Key Experimental Results¶
Main Results — Explanation Quality Comparison (Gemma 3 Visual Encoder)¶
| Method | Activation IoU↑ | Detection↑ | CLIP↑ | Monosemanticity↑ |
|---|---|---|---|---|
| Top-k (original images) | baseline | baseline | baseline | baseline |
| Top-k (Mask) | slightly better | slightly better | slightly lower | comparable |
| Top-k (Heatmap) | comparable | comparable | comparable | comparable |
| Steering (pure intervention) | below Top-k | below Top-k | below Top-k | comparable |
| Steering-informed Top-k | best | best | best | best |
Ablation Study — Effect of Language Model Scale¶
| LM Scale | Explanation Quality Trend |
|---|---|
| Small | baseline level |
| Medium | significant improvement |
| Large | continued improvement |
Explanation quality improves consistently with language model scale, with no sign of saturation.
Key Findings¶
- Pure steering outperforms Top-k on low-level features (texture, color, edges), as causal intervention more effectively captures primitive visual concepts.
- Top-k is stronger on high-level semantic features (object categories), as concrete images provide useful reference context.
- The hybrid method (Steering-informed Top-k) achieves state-of-the-art across all metrics with no additional computational overhead.
- Language model scale is a key factor for explanation quality — larger LMs more effectively "verbalize" visual concepts.
- Findings are consistent across two distinct VLMs: Gemma 3 and InternVL3.
Highlights & Insights¶
- A paradigm shift from correlation to causation: Steering directly intervenes on internal model representations, providing a more causally grounded basis than the correlational analysis of Top-k methods.
- Highly efficient: explaining a single feature requires only one forward pass, with no need to iterate over an evaluation set.
- The scaling effect of language models suggests that stronger future LMs will further advance automated interpretability.

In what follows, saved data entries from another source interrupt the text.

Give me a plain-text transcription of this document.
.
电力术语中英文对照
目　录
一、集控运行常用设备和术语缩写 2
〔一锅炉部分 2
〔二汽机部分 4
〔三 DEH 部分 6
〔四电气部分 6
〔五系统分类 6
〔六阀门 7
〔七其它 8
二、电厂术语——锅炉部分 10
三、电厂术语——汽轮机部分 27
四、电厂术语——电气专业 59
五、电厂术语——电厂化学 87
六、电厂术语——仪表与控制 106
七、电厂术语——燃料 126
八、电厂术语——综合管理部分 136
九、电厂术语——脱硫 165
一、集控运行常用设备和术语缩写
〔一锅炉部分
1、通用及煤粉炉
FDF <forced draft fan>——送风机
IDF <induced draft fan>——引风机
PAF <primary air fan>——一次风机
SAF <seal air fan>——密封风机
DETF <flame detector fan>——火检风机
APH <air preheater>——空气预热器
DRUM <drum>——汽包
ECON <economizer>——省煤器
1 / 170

- The hybrid method is elegantly designed: causal signals are injected within the image context provided by Top-k, allowing the two sources of evidence to complement each other.
Limitations & Future Work¶
- Pure steering underperforms Top-k on high-level semantic features due to the lack of contextual information in blank images.

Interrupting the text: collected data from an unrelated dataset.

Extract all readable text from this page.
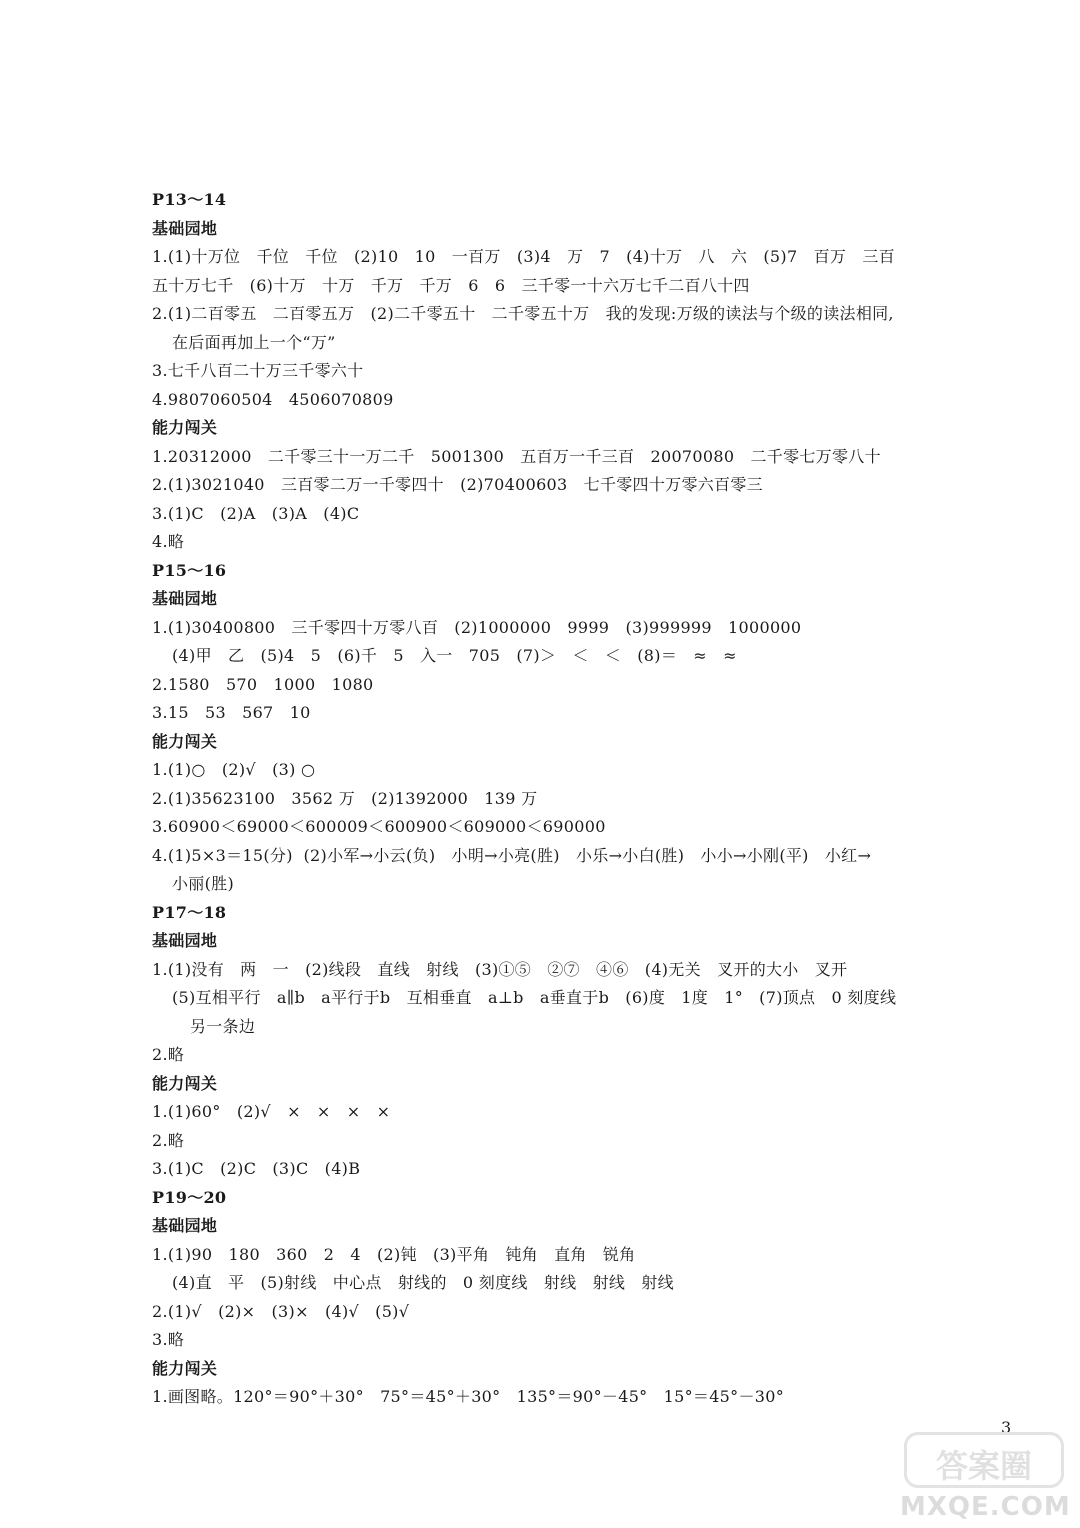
P13～14
基础园地
1.(1)十万位   千位   千位   (2)10   10   一百万   (3)4   万   7   (4)十万   八   六   (5)7   百万   三百
五十万七千   (6)十万   十万   千万   千万   6   6   三千零一十六万七千二百八十四
2.(1)二百零五   二百零五万   (2)二千零五十   二千零五十万   我的发现:万级的读法与个级的读法相同,
在后面再加上一个“万”
3.七千八百二十万三千零六十
4.9807060504   4506070809
能力闯关
1.20312000   二千零三十一万二千   5001300   五百万一千三百   20070080   二千零七万零八十
2.(1)3021040   三百零二万一千零四十   (2)70400603   七千零四十万零六百零三
3.(1)C   (2)A   (3)A   (4)C
4.略
P15～16
基础园地
1.(1)30400800   三千零四十万零八百   (2)1000000   9999   (3)999999   1000000
(4)甲   乙   (5)4   5   (6)千   5   入一   705   (7)＞   ＜   ＜   (8)＝   ≈   ≈
2.1580   570   1000   1080
3.15   53   567   10
能力闯关
1.(1)○   (2)√   (3) ○
2.(1)35623100   3562 万   (2)1392000   139 万
3.60900＜69000＜600009＜600900＜609000＜690000
4.(1)5×3＝15(分)  (2)小军→小云(负)   小明→小亮(胜)   小乐→小白(胜)   小小→小刚(平)   小红→
小丽(胜)
P17～18
基础园地
1.(1)没有   两   一   (2)线段   直线   射线   (3)①⑤   ②⑦   ④⑥   (4)无关   叉开的大小   叉开
(5)互相平行   a∥b   a平行于b   互相垂直   a⊥b   a垂直于b   (6)度   1度   1°   (7)顶点   0 刻度线
另一条边
2.略
能力闯关
1.(1)60°   (2)√   ×   ×   ×   ×
2.略
3.(1)C   (2)C   (3)C   (4)B
P19～20
基础园地
1.(1)90   180   360   2   4   (2)钝   (3)平角   钝角   直角   锐角
(4)直   平   (5)射线   中心点   射线的   0 刻度线   射线   射线   射线
2.(1)√   (2)×   (3)×   (4)√   (5)√
3.略
能力闯关
1.画图略。120°＝90°＋30°   75°＝45°＋30°   135°＝90°－45°   15°＝45°－30°
3
答案圈
MXQE.COM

- The intervention strength \(\alpha\) is sensitive and requires tuning on a validation set.
- Validation is limited to VLM architectures; the approach cannot be directly applied to pure vision models without a language model component.

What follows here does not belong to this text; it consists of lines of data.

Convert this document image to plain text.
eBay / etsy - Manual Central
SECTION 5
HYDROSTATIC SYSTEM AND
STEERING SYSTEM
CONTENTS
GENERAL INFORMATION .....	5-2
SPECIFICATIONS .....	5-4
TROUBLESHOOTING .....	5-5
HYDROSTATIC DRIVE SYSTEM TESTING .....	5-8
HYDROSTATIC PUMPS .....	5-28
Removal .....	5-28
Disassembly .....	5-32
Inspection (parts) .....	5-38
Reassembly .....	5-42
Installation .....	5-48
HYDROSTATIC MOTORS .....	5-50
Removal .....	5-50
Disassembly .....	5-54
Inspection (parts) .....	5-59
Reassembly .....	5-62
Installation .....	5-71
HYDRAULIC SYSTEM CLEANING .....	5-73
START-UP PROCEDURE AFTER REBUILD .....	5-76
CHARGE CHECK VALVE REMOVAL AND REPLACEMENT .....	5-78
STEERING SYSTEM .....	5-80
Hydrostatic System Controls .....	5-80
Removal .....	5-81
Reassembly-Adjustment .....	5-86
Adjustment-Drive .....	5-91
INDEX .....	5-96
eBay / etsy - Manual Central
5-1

- The SAE dictionary size is fixed at 8192; the scalability to larger dictionaries remains unknown.
- Evaluation relies primarily on automated metrics, with no human evaluation.
Related Work & Insights¶
- vs. standard Top-k methods: Top-k is correlation-based, requires an evaluation set, and is computationally intensive; Steering is causal, requires no image set, and needs only a single forward pass.
- vs. PatchScopes/SELFIE: These methods perform self-explanation within language models; this paper is the first to extend the paradigm to visual encoders.
- vs. CB-SAE (same venue): CB-SAE focuses on controllability and interpretability metrics of SAEs, whereas this paper focuses on generating natural language explanations for SAE features.
Rating¶
- Novelty: ⭐⭐⭐⭐⭐ — Causal intervention for visual feature explanation is a genuinely novel paradigm; the method is concise and elegant.
- Experimental Thoroughness: ⭐⭐⭐⭐ — Multi-metric, multi-VLM, and scaling analysis are provided, though human evaluation is absent.
- Writing Quality: ⭐⭐⭐⭐ — Motivation is clear and the method is intuitive, though some LaTeX rendering issues are present.
- Value: ⭐⭐⭐⭐ — Makes a significant contribution to automated interpretability research for vision models, with strong scalability.